A nested model is a model whose parameters are a subset of another model's parameters. The model with fewer parameters is the reduced model and the one with the full set of parameters is the full model. Recall that parameters are the number of independent variables plus the intercept. Suppose that you have two logit models, then. The first has $x_1 + x_2 + x_3$ as the independent variables and the second only has $x_1 + x_2$ as independent variables. The first would be the full model and the second would be the reduced model. You compare these two models by finding the difference between their 2LL values ( $G = D_{Reduced}-D_{Full}$ ).

Pseudo R-squared

The $R^2$ values for logit models are treated differently from the same values in OLS models. Here, we generally have three options for measuring $R^2$ : Likelihood ratio (i.e., McFadden's $R^2$ ), Cox and Snell's $R^2$ (i.e., Maximum Likelihood $R^2$ ), and Nagelkerke's $R^2$ (i.e., Cragg and Uhler's $R^2$ ).

The McFadden's $R^2$ is as follows:

$R^{2}_{L} = 1- \frac{LL_m}{LL_0}$

where $LL_m$ signifies the log-likelihood for your model, and $LL_0$ is the log-likelihood for the null model.

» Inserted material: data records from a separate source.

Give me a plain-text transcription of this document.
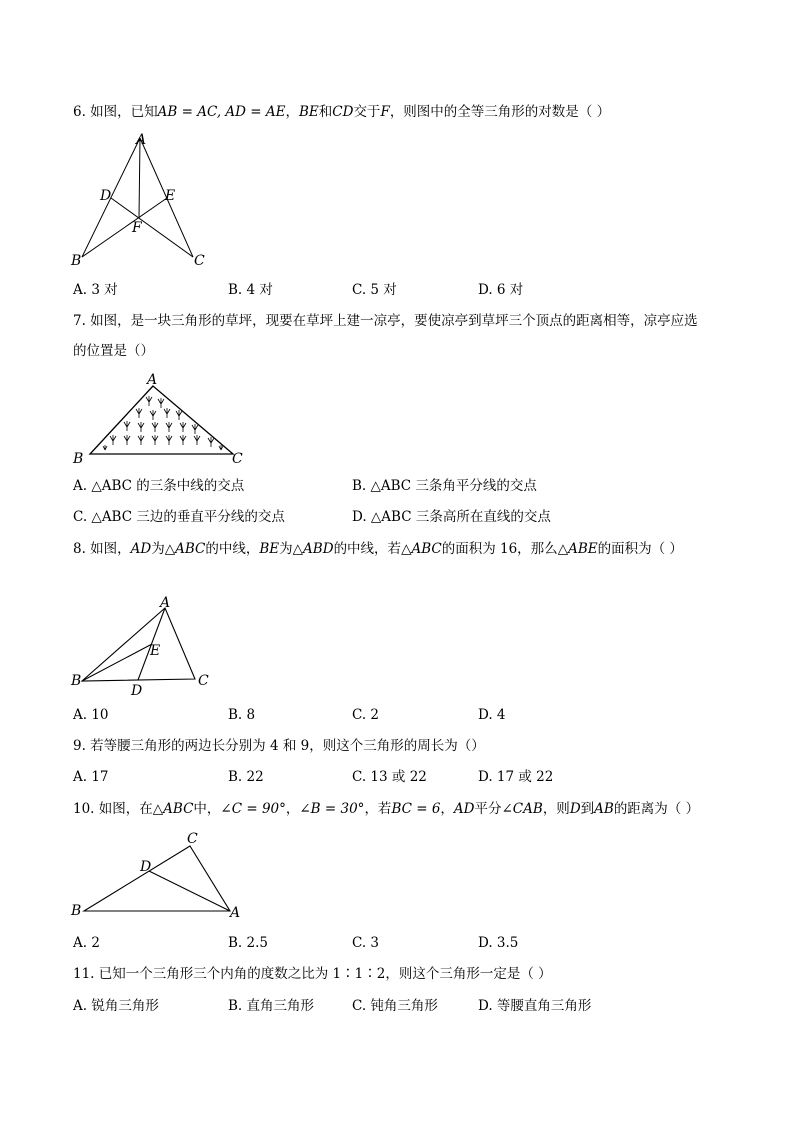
6. 如图，已知AB = AC, AD = AE，BE和CD交于F，则图中的全等三角形的对数是（ ）
A
D	E
F
B	C
A. 3 对	B. 4 对	C. 5 对	D. 6 对
7. 如图，是一块三角形的草坪，现要在草坪上建一凉亭，要使凉亭到草坪三个顶点的距离相等，凉亭应选
的位置是（）
A
B	C
A. △ABC 的三条中线的交点	B. △ABC 三条角平分线的交点
C. △ABC 三边的垂直平分线的交点	D. △ABC 三条高所在直线的交点
8. 如图，AD为△ABC的中线，BE为△ABD的中线，若△ABC的面积为 16，那么△ABE的面积为（ ）
A
E
B	C
D
A. 10	B. 8	C. 2	D. 4
9. 若等腰三角形的两边长分别为 4 和 9，则这个三角形的周长为（）
A. 17	B. 22	C. 13 或 22	D. 17 或 22
10. 如图，在△ABC中，∠C = 90°，∠B = 30°，若BC = 6，AD平分∠CAB，则D到AB的距离为（ ）
C
D
B	A
A. 2	B. 2.5	C. 3	D. 3.5
11. 已知一个三角形三个内角的度数之比为 1∶1∶2，则这个三角形一定是（ ）
A. 锐角三角形	B. 直角三角形	C. 钝角三角形	D. 等腰直角三角形
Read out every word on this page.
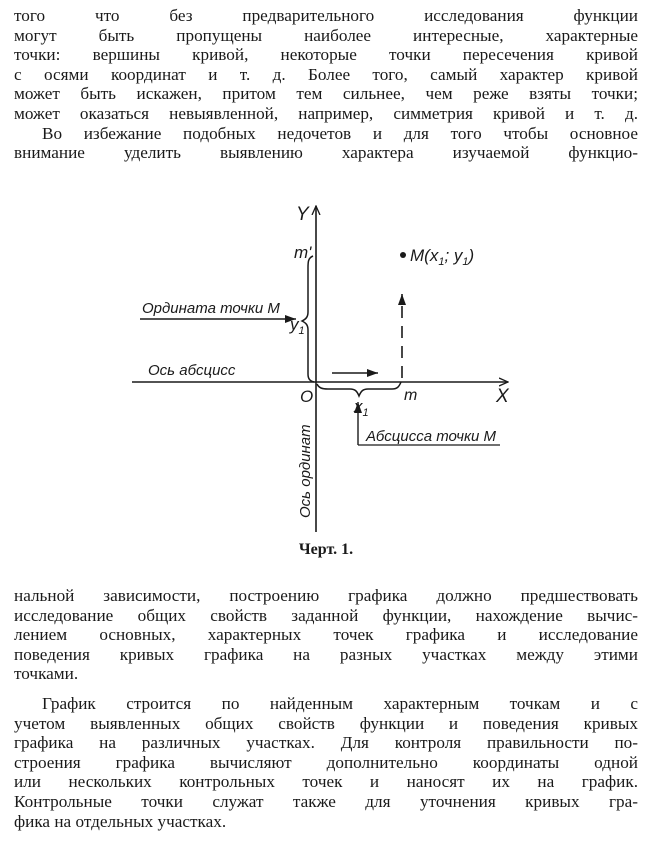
того что без предварительного исследования функции
могут быть пропущены наиболее интересные, характерные
точки: вершины кривой, некоторые точки пересечения кривой
с осями координат и т. д. Более того, самый характер кривой
может быть искажен, притом тем сильнее, чем реже взяты точки;
может оказаться невыявленной, например, симметрия кривой и т. д.
Во избежание подобных недочетов и для того чтобы основное
внимание уделить выявлению характера изучаемой функцио-
Y
X
O
m'
m
$y_1$
$x_1$
$M(x_1$; $y_1$)
Ордината точки М
Ось абсцисс
Абсцисса точки М
Ось ординат
Черт. 1.
нальной зависимости, построению графика должно предшествовать
исследование общих свойств заданной функции, нахождение вычис-
лением основных, характерных точек графика и исследование
поведения кривых графика на разных участках между этими
точками.
График строится по найденным характерным точкам и с
учетом выявленных общих свойств функции и поведения кривых
графика на различных участках. Для контроля правильности по-
строения графика вычисляют дополнительно координаты одной
или нескольких контрольных точек и наносят их на график.
Контрольные точки служат также для уточнения кривых гра-
фика на отдельных участках.
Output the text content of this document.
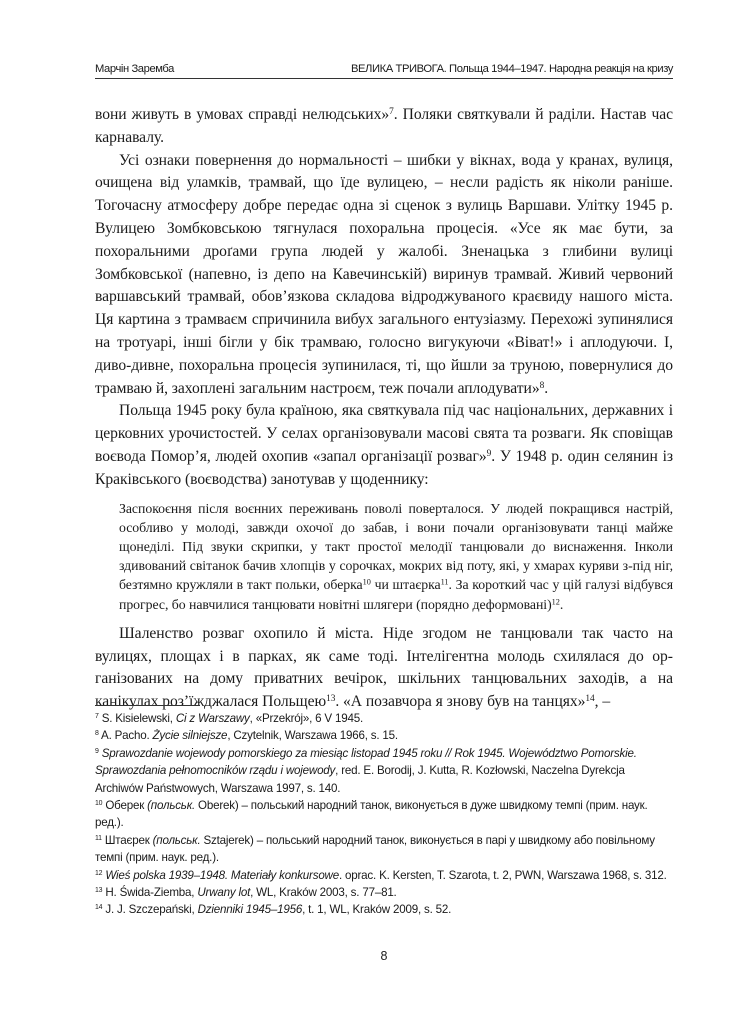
Марчін Заремба	ВЕЛИКА ТРИВОГА. Польща 1944–1947. Народна реакція на кризу

вони живуть в умовах справді нелюдських»$^7$. Поляки святкували й раділи. Настав час карнавалу.

Усі ознаки повернення до нормальності – шибки у вікнах, вода у кранах, вулиця, очищена від уламків, трамвай, що їде вулицею, – несли радість як ніколи раніше. Тогочасну атмосферу добре передає одна зі сценок з вулиць Варшави. Улітку 1945 р. Вулицею Зомбковською тягнулася похоральна процесія. «Усе як має бути, за похоральними дроґами група людей у жалобі. Зненацька з глибини вулиці Зомбковської (напевно, із депо на Кавечинській) виринув трамвай. Живий червоний варшавський трамвай, обов’язкова складова відроджуваного краєвиду нашого міста. Ця картина з трамваєм спричинила вибух загального ентузіазму. Перехожі зупинялися на тротуарі, інші бігли у бік трамваю, голосно вигукуючи «Віват!» і аплодуючи. І, диво-дивне, похоральна процесія зупинилася, ті, що йшли за труною, повернулися до трамваю й, захоплені загальним настроєм, теж почали аплодувати»$^8$.

Польща 1945 року була країною, яка святкувала під час національних, державних і церковних урочистостей. У селах організовували масові свята та розваги. Як сповіщав воєвода Помор’я, людей охопив «запал організації розваг»$^9$. У 1948 р. один селянин із Краківського (воєводства) занотував у щоденнику:

Заспокоєння після воєнних переживань поволі поверталося. У людей покращився настрій, особливо у молоді, завжди охочої до забав, і вони почали організовувати танці майже щонеділі. Під звуки скрипки, у такт простої мелодії танцювали до виснаження. Інколи здивований світанок бачив хлопців у сорочках, мокрих від поту, які, у хмарах куряви з-під ніг, безтямно кружляли в такт польки, оберка$^{10}$ чи штаєрка$^{11}$. За короткий час у цій галузі відбувся прогрес, бо навчилися танцювати новітні шлягери (порядно деформовані)$^{12}$.

Шаленство розваг охопило й міста. Ніде згодом не танцювали так часто на вулицях, площах і в парках, як саме тоді. Інтелігентна молодь схилялася до організованих на дому приватних вечірок, шкільних танцювальних заходів, а на канікулах роз’їжджалася Польщею$^{13}$. «А позавчора я знову був на танцях»$^{14}$, –

$^7$ S. Kisielewski, Ci z Warszawy, «Przekrój», 6 V 1945.

$^8$ A. Pacho. Życie silniejsze, Czytelnik, Warszawa 1966, s. 15.

$^9$ Sprawozdanie wojewody pomorskiego za miesiąc listopad 1945 roku // Rok 1945. Województwo Pomorskie. Sprawozdania pełnomocników rządu i wojewody, red. E. Borodij, J. Kutta, R. Kozłowski, Naczelna Dyrekcja Archiwów Państwowych, Warszawa 1997, s. 140.

$^{10}$ Оберек (польськ. Oberek) – польський народний танок, виконується в дуже швидкому темпі (прим. наук. ред.).

$^{11}$ Штаєрек (польськ. Sztajerek) – польський народний танок, виконується в парі у швидкому або повільному темпі (прим. наук. ред.).

$^{12}$ Wieś polska 1939–1948. Materiały konkursowe. oprac. K. Kersten, T. Szarota, t. 2, PWN, Warszawa 1968, s. 312.

$^{13}$ H. Świda-Ziemba, Urwany lot, WL, Kraków 2003, s. 77–81.

$^{14}$ J. J. Szczepański, Dzienniki 1945–1956, t. 1, WL, Kraków 2009, s. 52.

8
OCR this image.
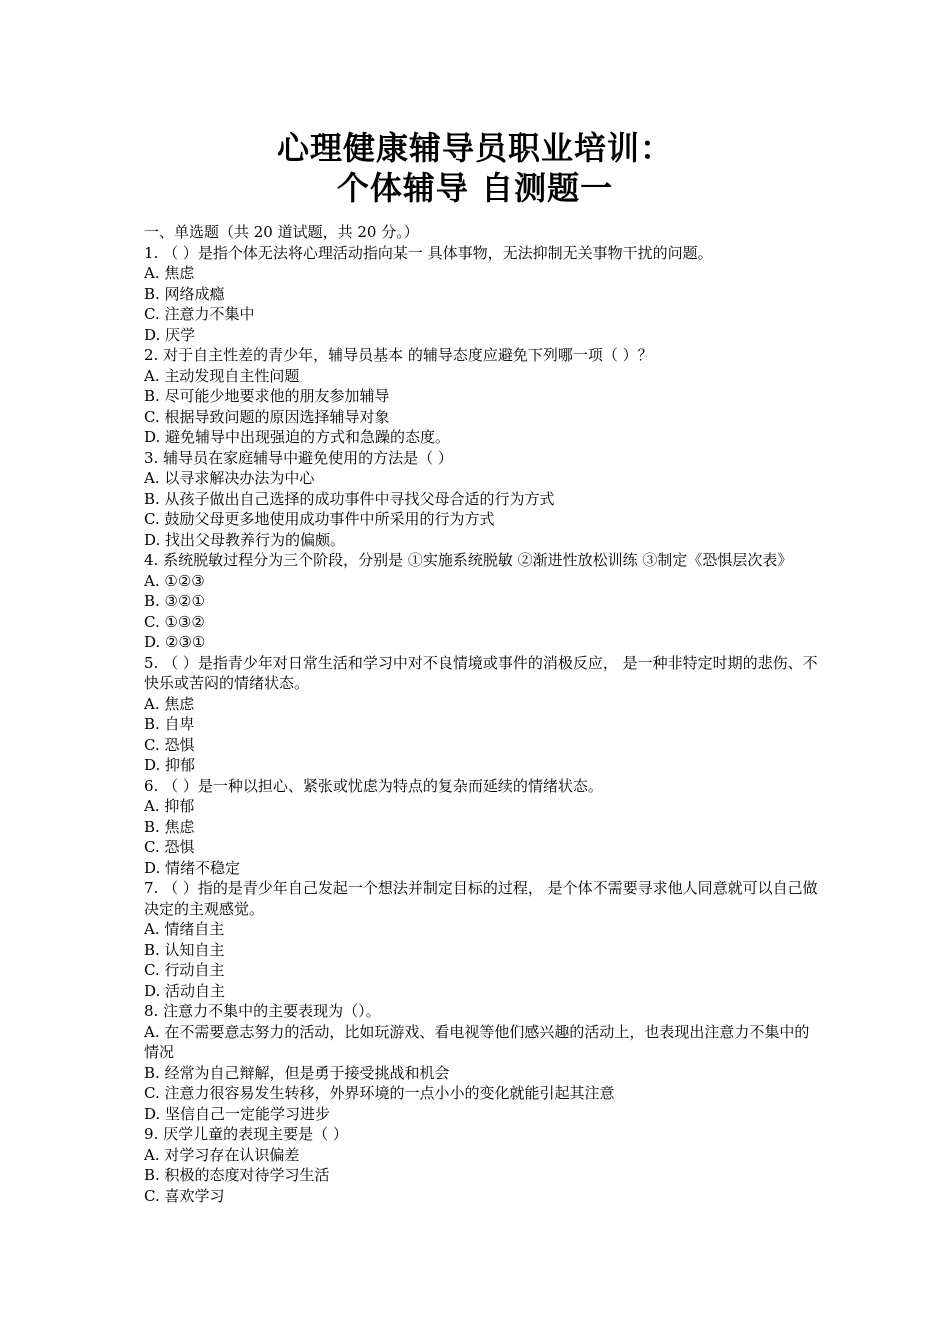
心理健康辅导员职业培训：
个体辅导 自测题一
一、单选题（共 20 道试题，共 20 分。）
1. （ ）是指个体无法将心理活动指向某一 具体事物，无法抑制无关事物干扰的问题。
A. 焦虑
B. 网络成瘾
C. 注意力不集中
D. 厌学
2. 对于自主性差的青少年，辅导员基本 的辅导态度应避免下列哪一项（ ）？
A. 主动发现自主性问题
B. 尽可能少地要求他的朋友参加辅导
C. 根据导致问题的原因选择辅导对象
D. 避免辅导中出现强迫的方式和急躁的态度。
3. 辅导员在家庭辅导中避免使用的方法是（ ）
A. 以寻求解决办法为中心
B. 从孩子做出自己选择的成功事件中寻找父母合适的行为方式
C. 鼓励父母更多地使用成功事件中所采用的行为方式
D. 找出父母教养行为的偏颇。
4. 系统脱敏过程分为三个阶段，分别是 ①实施系统脱敏 ②渐进性放松训练 ③制定《恐惧层次表》
A. ①②③
B. ③②①
C. ①③②
D. ②③①
5. （ ）是指青少年对日常生活和学习中对不良情境或事件的消极反应， 是一种非特定时期的悲伤、不快乐或苦闷的情绪状态。
A. 焦虑
B. 自卑
C. 恐惧
D. 抑郁
6. （ ）是一种以担心、紧张或忧虑为特点的复杂而延续的情绪状态。
A. 抑郁
B. 焦虑
C. 恐惧
D. 情绪不稳定
7. （ ）指的是青少年自己发起一个想法并制定目标的过程， 是个体不需要寻求他人同意就可以自己做决定的主观感觉。
A. 情绪自主
B. 认知自主
C. 行动自主
D. 活动自主
8. 注意力不集中的主要表现为（）。
A. 在不需要意志努力的活动，比如玩游戏、看电视等他们感兴趣的活动上，也表现出注意力不集中的情况
B. 经常为自己辩解，但是勇于接受挑战和机会
C. 注意力很容易发生转移，外界环境的一点小小的变化就能引起其注意
D. 坚信自己一定能学习进步
9. 厌学儿童的表现主要是（ ）
A. 对学习存在认识偏差
B. 积极的态度对待学习生活
C. 喜欢学习
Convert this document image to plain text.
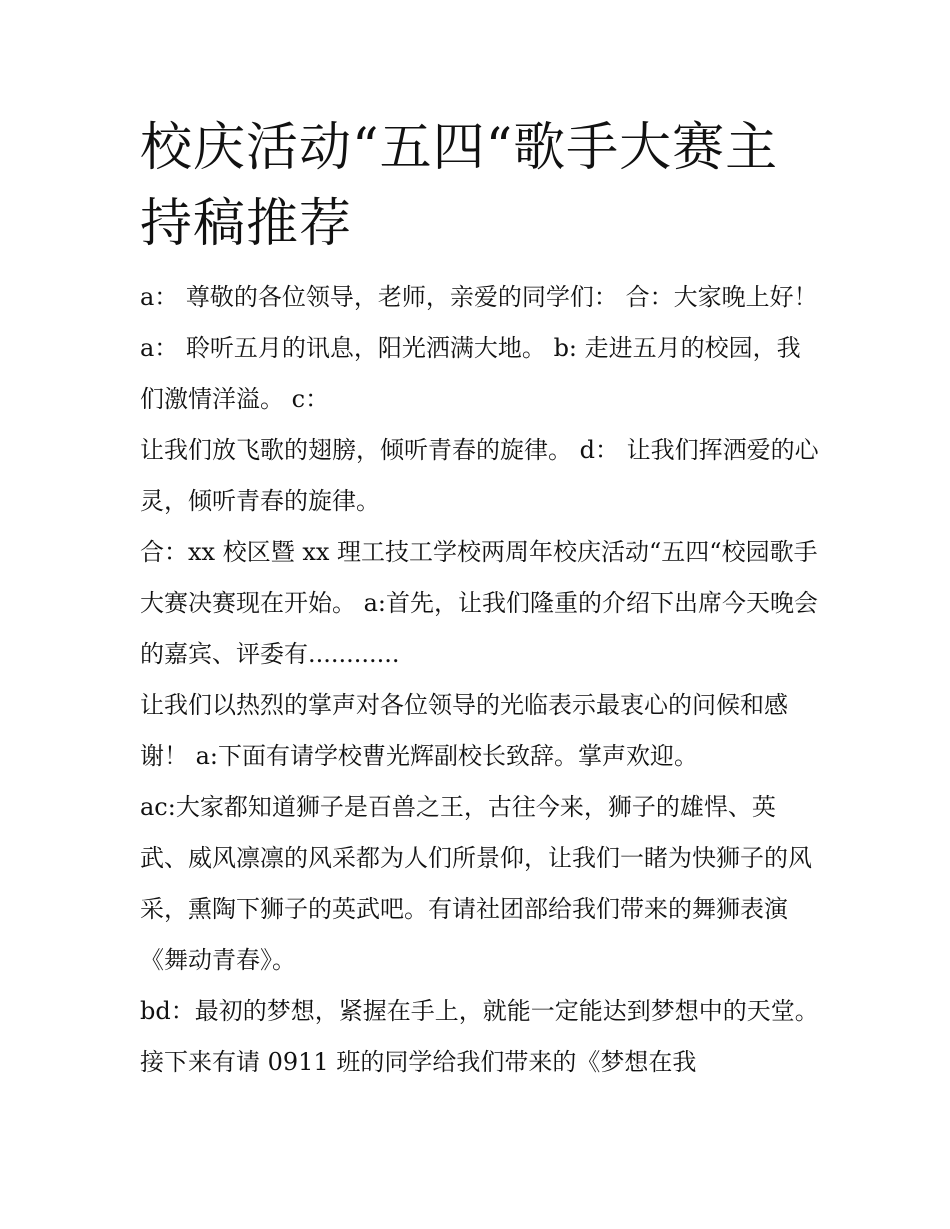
校庆活动“五四“歌手大赛主持稿推荐

a： 尊敬的各位领导，老师，亲爱的同学们： 合：大家晚上好！ a： 聆听五月的讯息，阳光洒满大地。 b: 走进五月的校园，我们激情洋溢。 c：

让我们放飞歌的翅膀，倾听青春的旋律。 d： 让我们挥洒爱的心灵，倾听青春的旋律。

合：xx 校区暨 xx 理工技工学校两周年校庆活动“五四“校园歌手大赛决赛现在开始。 a:首先，让我们隆重的介绍下出席今天晚会的嘉宾、评委有............

让我们以热烈的掌声对各位领导的光临表示最衷心的问候和感谢！ a:下面有请学校曹光辉副校长致辞。掌声欢迎。

ac:大家都知道狮子是百兽之王，古往今来，狮子的雄悍、英武、威风凛凛的风采都为人们所景仰，让我们一睹为快狮子的风采，熏陶下狮子的英武吧。有请社团部给我们带来的舞狮表演《舞动青春》。

bd：最初的梦想，紧握在手上，就能一定能达到梦想中的天堂。接下来有请 0911 班的同学给我们带来的《梦想在我
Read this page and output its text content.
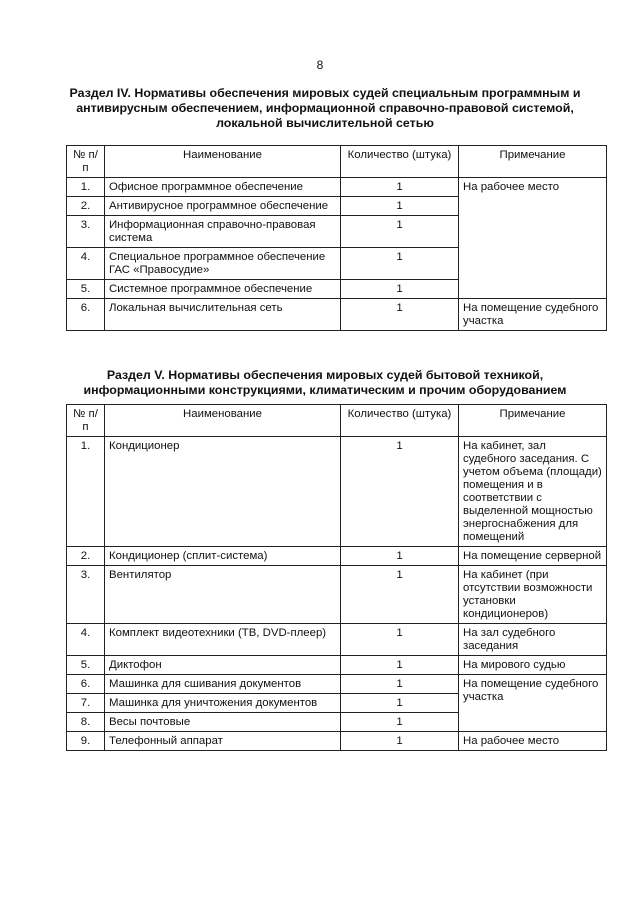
8
Раздел IV. Нормативы обеспечения мировых судей специальным программным и антивирусным обеспечением, информационной справочно-правовой системой, локальной вычислительной сетью
№ п/п	Наименование	Количество (штука)	Примечание
1.	Офисное программное обеспечение	1	На рабочее место
2.	Антивирусное программное обеспечение	1	
3.	Информационная справочно-правовая система	1	
4.	Специальное программное обеспечение ГАС «Правосудие»	1	
5.	Системное программное обеспечение	1	
6.	Локальная вычислительная сеть	1	На помещение судебного участка
Раздел V. Нормативы обеспечения мировых судей бытовой техникой, информационными конструкциями, климатическим и прочим оборудованием
№ п/п	Наименование	Количество (штука)	Примечание
1.	Кондиционер	1	На кабинет, зал судебного заседания. С учетом объема (площади) помещения и в соответствии с выделенной мощностью энергоснабжения для помещений
2.	Кондиционер (сплит-система)	1	На помещение серверной
3.	Вентилятор	1	На кабинет (при отсутствии возможности установки кондиционеров)
4.	Комплект видеотехники (ТВ, DVD-плеер)	1	На зал судебного заседания
5.	Диктофон	1	На мирового судью
6.	Машинка для сшивания документов	1	На помещение судебного участка
7.	Машинка для уничтожения документов	1	
8.	Весы почтовые	1	
9.	Телефонный аппарат	1	На рабочее место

Cox and Snell's $R^2$ is as follows:

$R^{2}_{ML}(\frac{L_0}{L_m})^{2/n}$

where $L_0$ is the likelihood of the null model, $L_m$ is the likelihood of the fitted model, and $n$ is the number of observations.

Nagelkerke's $R^2$ is as follows:

$R^{2}_{N} = \frac{R^{2}_{ML}}{maximum R^{2}_{ML}}$

Notice that this $R^2$ takes Cox and Snell's version and builds onto it.

When you calculate the above values, they will not range from 0-1 in quite the same way as the $R^2$ value for OLS models. Instead, they will increase more gradually.

AIC and BIC

The AIC and BIC scores are helpful when comparing two different models.

AIC is calculated as

$-2(LL_m - k) = D_m + 2k$

where $D_m$ is the deviance and $k$ is the number of parameters.

BIC is calculated as

$-2LL_m + ln(n) \times k = D_m + ln(n) \times k$

where $k$ is the number of parameters, $n$ is the number of observations and $D_m$ is the deviance of the fitted model.

Significance

The logit model's significance is tested by finding the Wald z-score, which is simply

$\frac{\hat\beta}{SE(\hat\beta)}$

where $\hat\beta$ is the estimated logit coefficient and SE is the standard error.

Calculating the confidence interval is as follows:

$Confidence\ Interval\ for\ parameter\ \beta = \hat\beta \pm z*SE(\hat\beta)$

where SE is the standard error, and z is the z-score from above.

Odds Ratios

The odds ratios for the different variables are an important facet of logit models because they help you interpret the directionality and magnitude of the relationship between a given variable and the response.

$OR = \frac{exp(\alpha +\beta)}{exp(\alpha)}=\frac{exp(\alpha) \times exp(\beta)}{exp(\alpha)} = exp(\beta)$

If the result equals 1, there is neither a positive nor a negative relationship between the given variable and the response. A result of 2 indicates that a one-unit increase in the predictor corresponds to doubling the response. And a response below 1 similarly indicates a negative relationship.